Meski saat ini masih dikategorikan sebagai konflik regional, sejarah menunjukkan bahwa perang besar sering kali berawal dari eskalasi kecil yang tidak terkendali. Pemicunya bisa berupa kesalahan perhitungan, jaringan aliansi, dan keputusan politik para pemimpin dunia.
Kapan Sebuah Konflik Bisa Disebut Perang Dunia?
Sejarawan ternama dari University of Oxford, Margaret MacMillan, menjelaskan bahwa perang dunia biasanya tidak direncanakan secara matang. Sebaliknya, konflik besar justru sering dipicu oleh insiden kecil yang memicu efek domino, persis seperti yang terjadi pada Perang Dunia I.

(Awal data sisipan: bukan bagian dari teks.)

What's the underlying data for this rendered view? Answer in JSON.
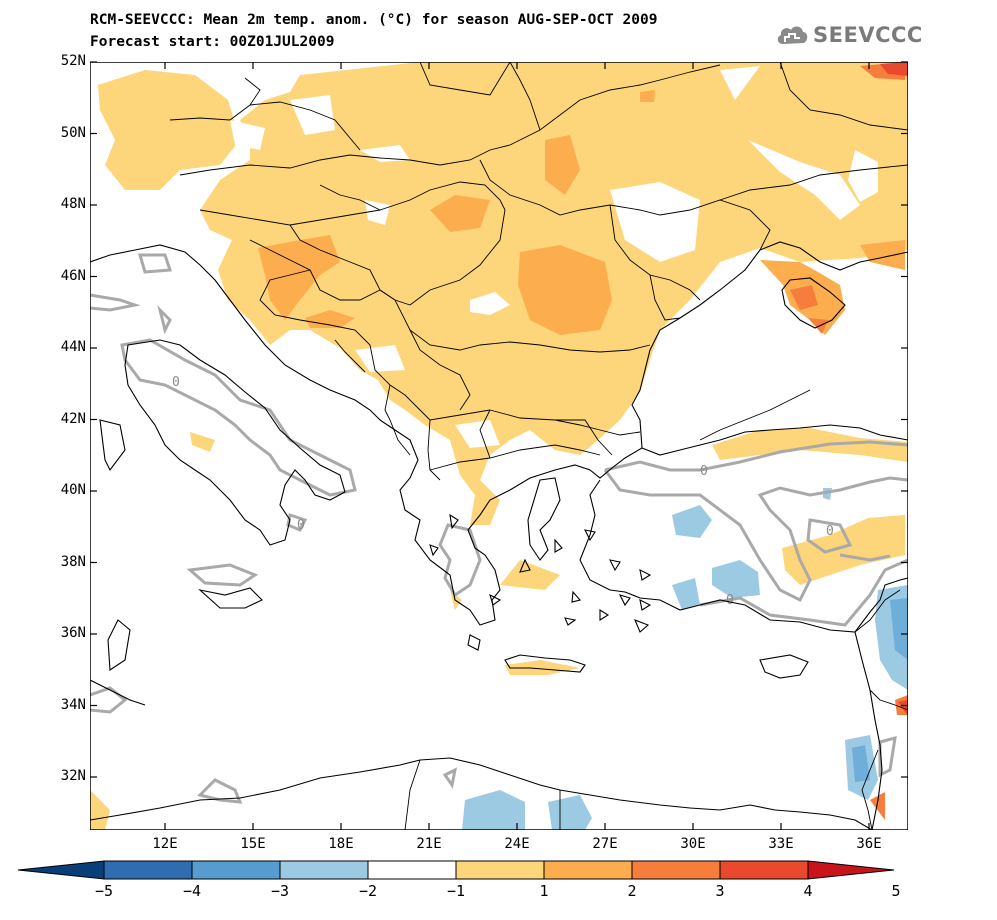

Pembunuhan Franz Ferdinand menjadi pemicu awal yang kemudian menyeret berbagai negara melalui aliansi militer yang saling terkait. Austria-Hongaria bergerak melawan Serbia, diikuti oleh Jerman, Rusia, Prancis, dan Inggris yang akhirnya ikut terseret dalam peperangan.
Artinya, bukan satu kejadian besar, melainkan rangkaian keputusan politik dan keterlibatan banyak kekuatan besar yang menciptakan perang dunia.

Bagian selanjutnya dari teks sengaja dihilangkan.